The second component introduces a Quality-Diversity Search (QDS) framework applied to a generative line drawing system, consisting of four stages: Generation, Evaluation (Fitness + Diversity), Classification, and Breeding. The agent-based line drawing model has 14 genetic parameters that fully determine visual behaviour. For fitness evaluation, a participant study was conducted where 255 randomly generated images were ranked by aesthetic preference, revealing that structural complexity (a compression-based metric) correlated strongly (r = 0.72) with preference, which became the fitness function. For diversity evaluation, a VAE was trained on 40,000 generated images, latent vectors were extracted and reduced via PCA and t-SNE to 2D, and K-means clustering defined prototypical design families. Diversity was measured as the ratio of populated clusters.

MAP-Elites Implementation

The design space was partitioned into clusters, with each cluster maintaining its elite (highest fitness), and mutation-based breeding exploring nearby space. Comparison between QD Search and a Fitness-only Genetic Algorithm showed that QD Search increased both fitness and diversity, while fitness-only search converged to similar-looking high-density circular patterns.

MAP-Elites implementation comparison
Controlling the pixel density in generated images using AR-VAE-Diffusion. Top designs have a lower pixel density, while bottom designs have a higher pixel density. The system allows for fine-grained control over this attribute while maintaining high visual quality.

Key Outcomes

This work demonstrates that effective AI-based creativity support tools require interpretable latent spaces, attribute-level control, mechanisms for diversity-aware exploration, and balance between agency and user direction. The project reframes generative AI not as an optimiser of single outputs, but as a tool for controlled, diverse creative discovery.

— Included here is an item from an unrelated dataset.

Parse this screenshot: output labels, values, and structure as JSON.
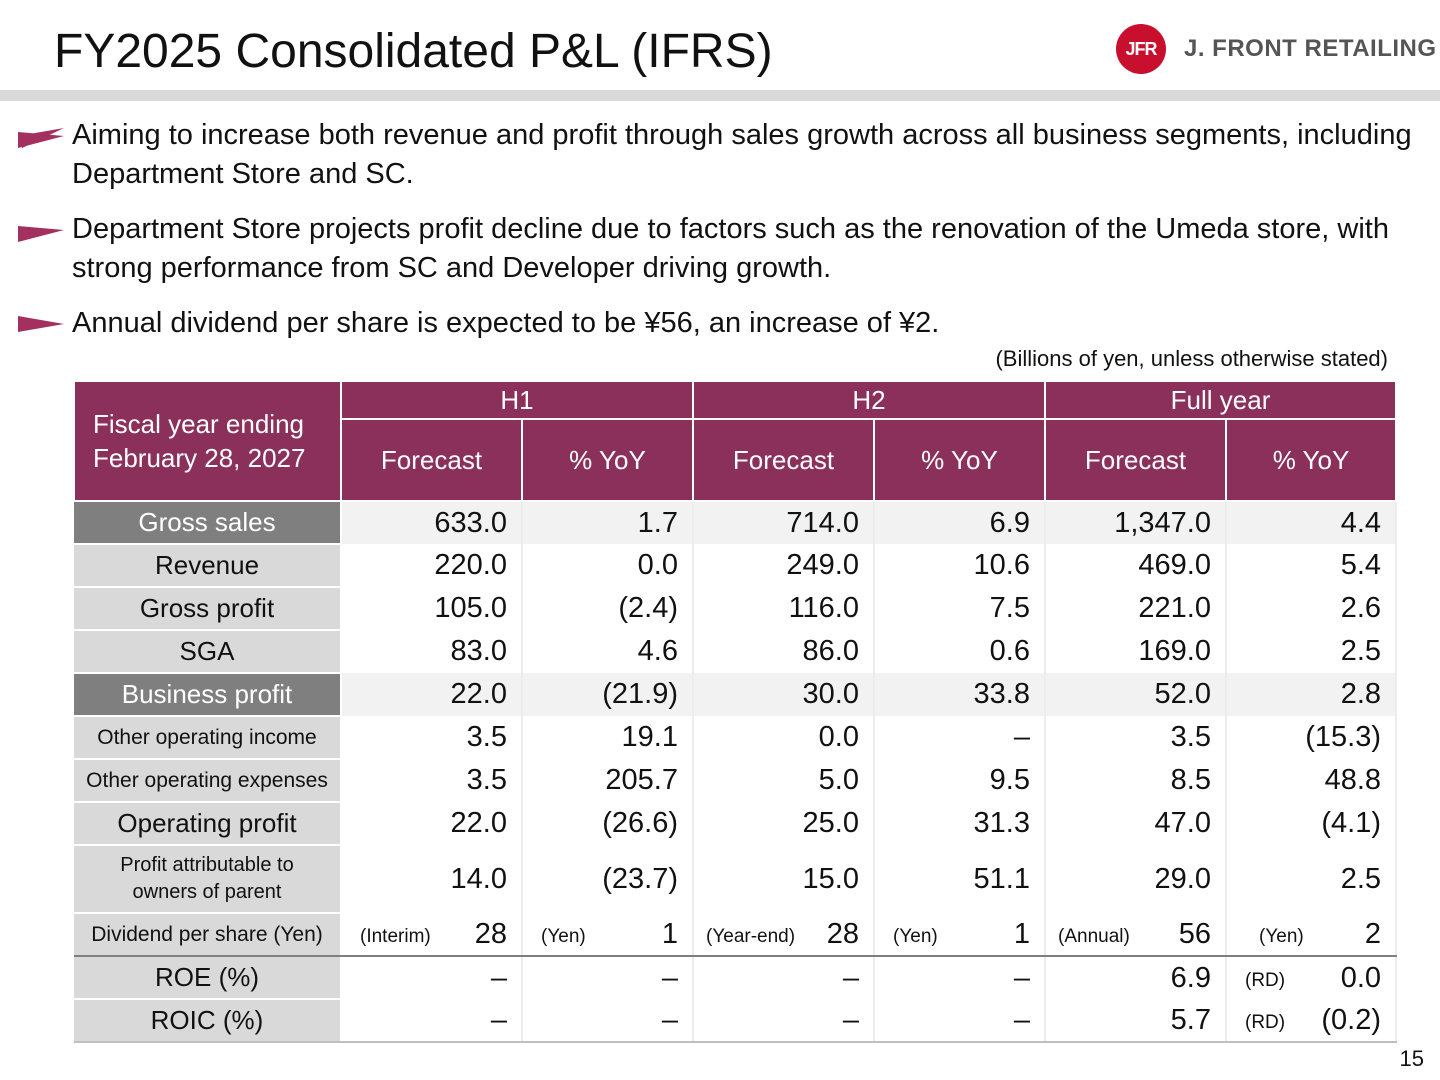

The following key findings emerged:


  • Controllability Can Be Extended to High-Fidelity Images: The AR-VAE-Diffusion model preserves attribute control, dramatically improves image quality over standard VAE, and enables fine-grained, non-text-based control, broadening ALSR applicability to complex artistic datasets.
  • Creative Search Should Optimise for Quality and Diversity: Fitness-only search collapses toward visually similar solutions, while Quality-Diversity Search maintains diverse, high-quality alternatives and better mirrors real creative exploration.
  • Attribute Design Is Crucial: Simpler attributes (e.g., pixel density) produce clearer control, while complex attributes reduce disentanglement but remain manipulable. Attribute definition shapes emergent behaviours.
  • AI as Co-Creative Partner: The systems preserve some unpredictability, introduce new elements during manipulation, and balance user control with generative agency.
  • Trade-offs and Limitations: Diffusion adds computational cost, simple fitness metrics bias results, and latent reduction techniques may distort clustering.